The Commission will review the action taken by the Division of Trading and Markets in which it approved, by delegated authority, a proposed rule change to permit the acquisition of CHX Holdings, Inc. by North America Casin Holdings, Inc. Under the terms of the transaction, the Chicago Stock Exchange would continue to be a wholly-owned subsidiary of CHX and CHX would become a wholly-owned subsidiary of NA Casin. NA Casin would be owned by a consortium of both U.S. and Chinese entities. The Commission wrote to the exchange advising that the order approving the proposed rule change is stayed until the Commission orders otherwise.
The acquisition, first proposed on December 2, 2016 by the exchange, proved to be controversial. For example, some members of Congress expressed opposition to the acquisition on national securities grounds. On June 6, the Commission designated a longer period on which to act in order to determine whether to approve or disapprove the proposal. On August 7, the exchange filed an amendment to respond to concerns expressed by the commenters. The amendment includes a number of substantive and technical amendments to the exchange’s corporate governance documents and the governing documents of CHX.
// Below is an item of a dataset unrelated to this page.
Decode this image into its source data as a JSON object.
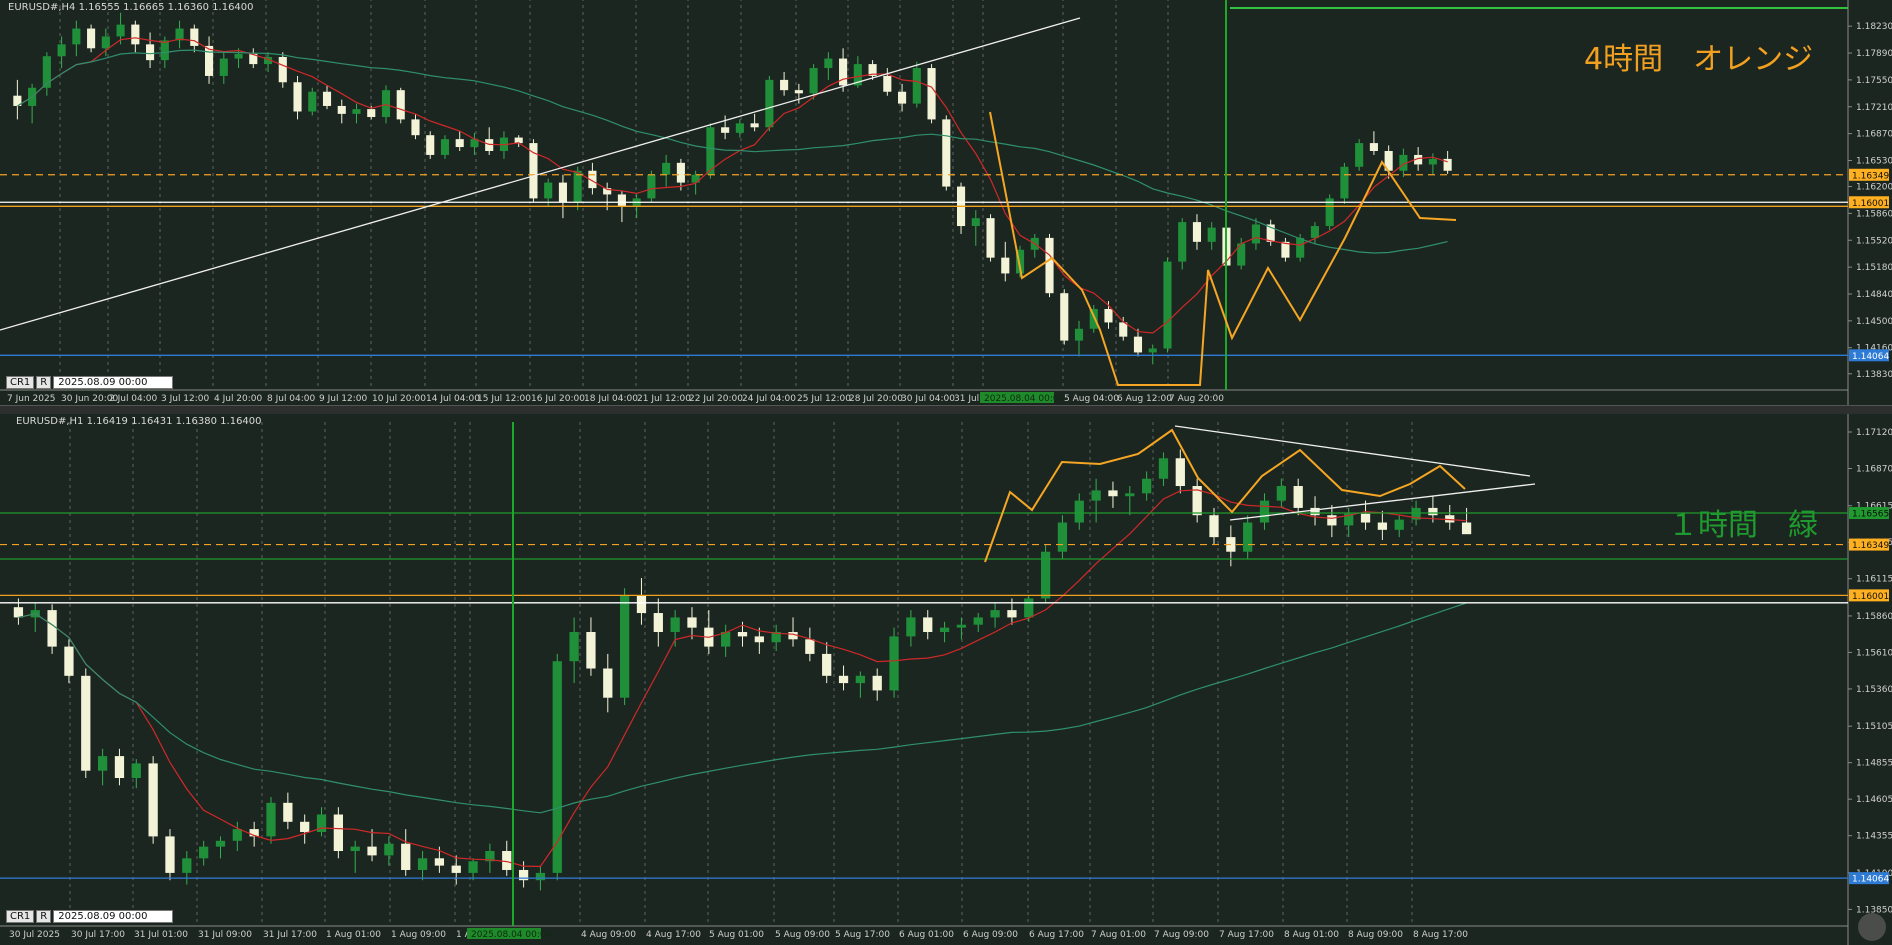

Response to concerns. Among the revisions are revised ownership and voting limitations and a requirement to provide notice of any changes that may affect the ownership and voting limitations. In addition, CHX will engage an independent PCAOB-registered auditor to perform within one year of the closing of the transaction and every two years after that an audit of CHX’s compliance with the ownership and voting limitations. The auditor would also audit CHX’s oversight of any regulatory services agreements and its compliance with the policies and procedures relating to access to Consolidated Audit Trail data.
The proposed revisions also address board and committee composition and procedures, procedures for shareholder meetings, consent to U.S. federal court and Commission jurisdiction, and Commission access to corporate books and records.
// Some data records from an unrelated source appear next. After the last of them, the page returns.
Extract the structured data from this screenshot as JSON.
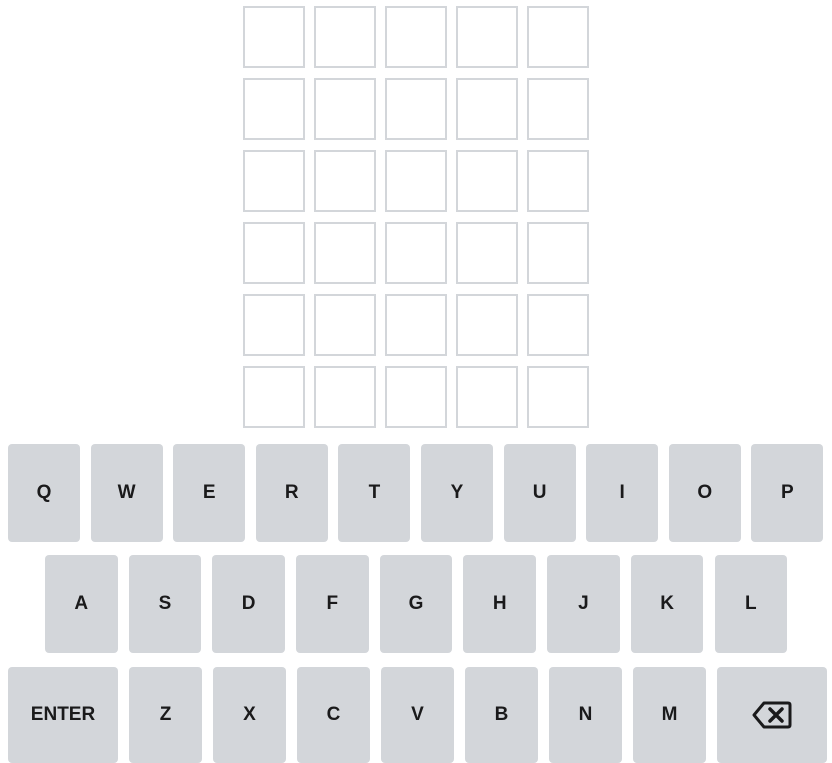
{
  "board": {
    "rows": [
      [
        "",
        "",
        "",
        "",
        ""
      ],
      [
        "",
        "",
        "",
        "",
        ""
      ],
      [
        "",
        "",
        "",
        "",
        ""
      ],
      [
        "",
        "",
        "",
        "",
        ""
      ],
      [
        "",
        "",
        "",
        "",
        ""
      ],
      [
        "",
        "",
        "",
        "",
        ""
      ]
    ]
  },
  "keyboard": {
    "row1": [
      "Q",
      "W",
      "E",
      "R",
      "T",
      "Y",
      "U",
      "I",
      "O",
      "P"
    ],
    "row2": [
      "A",
      "S",
      "D",
      "F",
      "G",
      "H",
      "J",
      "K",
      "L"
    ],
    "row3": [
      "Z",
      "X",
      "C",
      "V",
      "B",
      "N",
      "M"
    ],
    "enter_label": "ENTER",
    "backspace_icon": "backspace-icon"
  },
  "colors": {
    "tile_border": "#d3d6da",
    "key_bg": "#d3d6da",
    "text": "#1a1a1b"
  }
}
CFIUS signs off on transaction. In support of its proposal, the exchange noted that it had provided details about the ultimate upstream owners to the Committee for Foreign Investment in the U.S. (CFIUS), which determined that there were no unresolved national securities concerns with respect to the transaction. The CFIUS review included an examination of potential disruptions to the U.S. stock markets or the financial system as a whole, according to the exchange, and included an assessment of the foreign investing entities. Commenters had expressed concern that one of the upstream owners has ties to the Chinese government which could allow the Chinese government to influence or control its upstream owners.
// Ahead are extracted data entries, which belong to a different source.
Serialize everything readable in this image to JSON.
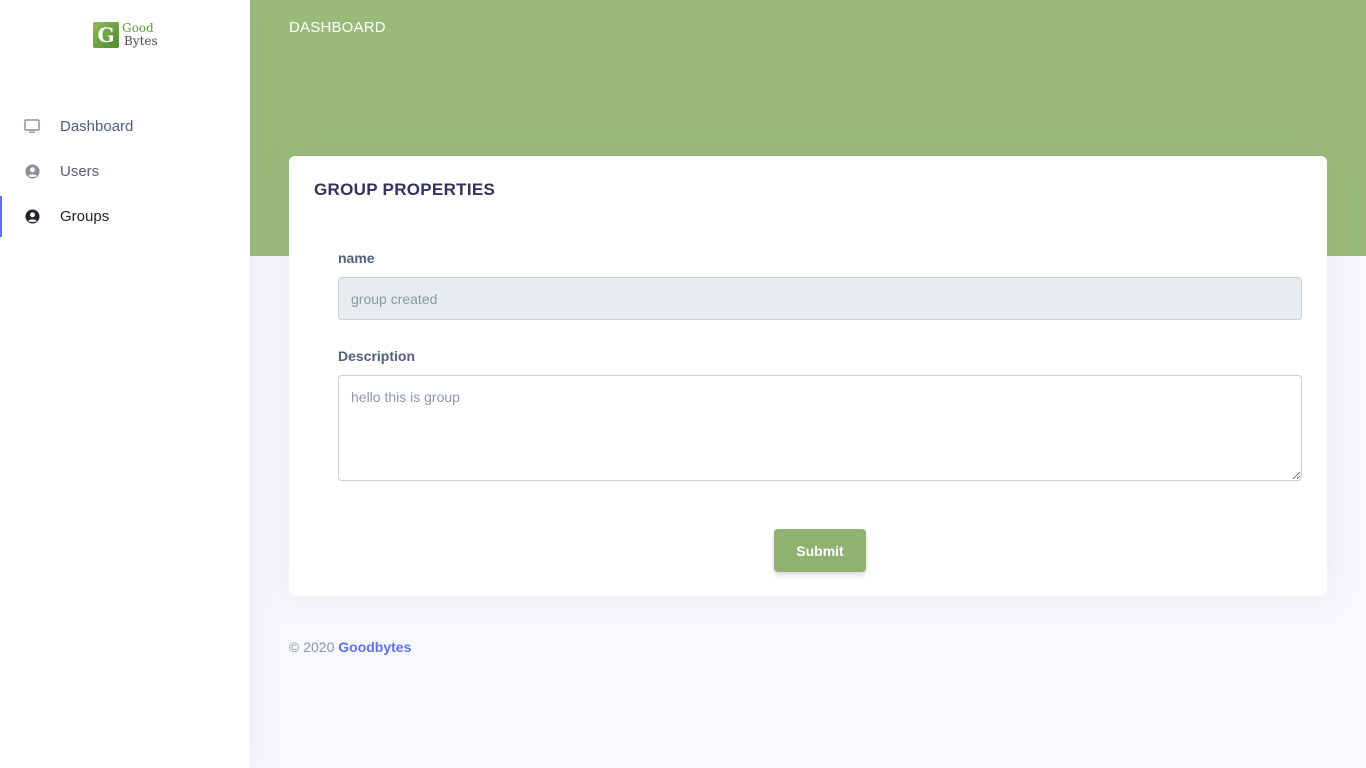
{
  "logo": {
    "mark": "G",
    "line1": "Good",
    "line2": "Bytes"
  },
  "sidebar": {
    "items": [
      {
        "label": "Dashboard",
        "icon": "monitor-icon",
        "active": false
      },
      {
        "label": "Users",
        "icon": "user-circle-icon",
        "active": false
      },
      {
        "label": "Groups",
        "icon": "user-circle-icon",
        "active": true
      }
    ]
  },
  "header": {
    "title": "DASHBOARD"
  },
  "card": {
    "title": "GROUP PROPERTIES",
    "name_label": "name",
    "name_placeholder": "group created",
    "description_label": "Description",
    "description_placeholder": "hello this is group",
    "submit_label": "Submit"
  },
  "footer": {
    "copyright": "© 2020",
    "link_text": "Goodbytes"
  },
  "colors": {
    "header_bg": "#99ba78",
    "submit_bg": "#8fb271",
    "accent": "#5e72e4"
  }
}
Accelerated approval on delegated basis. The exchange provided additional information on a confidential basis, and the division concluded that the proposed revisions were consistent with the requirements of the Exchange Act and the rules and regulations applicable to a national securities exchange. The division further concluded that the revisions adequately addressed commenters’ concerns that the exchange’s ownership structure was opaque and would make it difficult for the Commission to monitor it for compliance with the Exchange Act and the rules of the exchange.
The division approved the amendment on an accelerated basis after concluding that the provisions would not change the structure or purpose of the rule that was previously published for notice and comment, and that further notice and comment would not be in the public interest.
The division also noted that if CHX violated any provision of the Exchange Act, was unable to comply with its rules and regulations, or failed to enforce compliance with the provisions without reasonable justification or excuse, the Commission could revoke or suspend CHX’s registration or limit it activities, functions and operations.
A final decision now awaits the Commission’s review of the division’s action.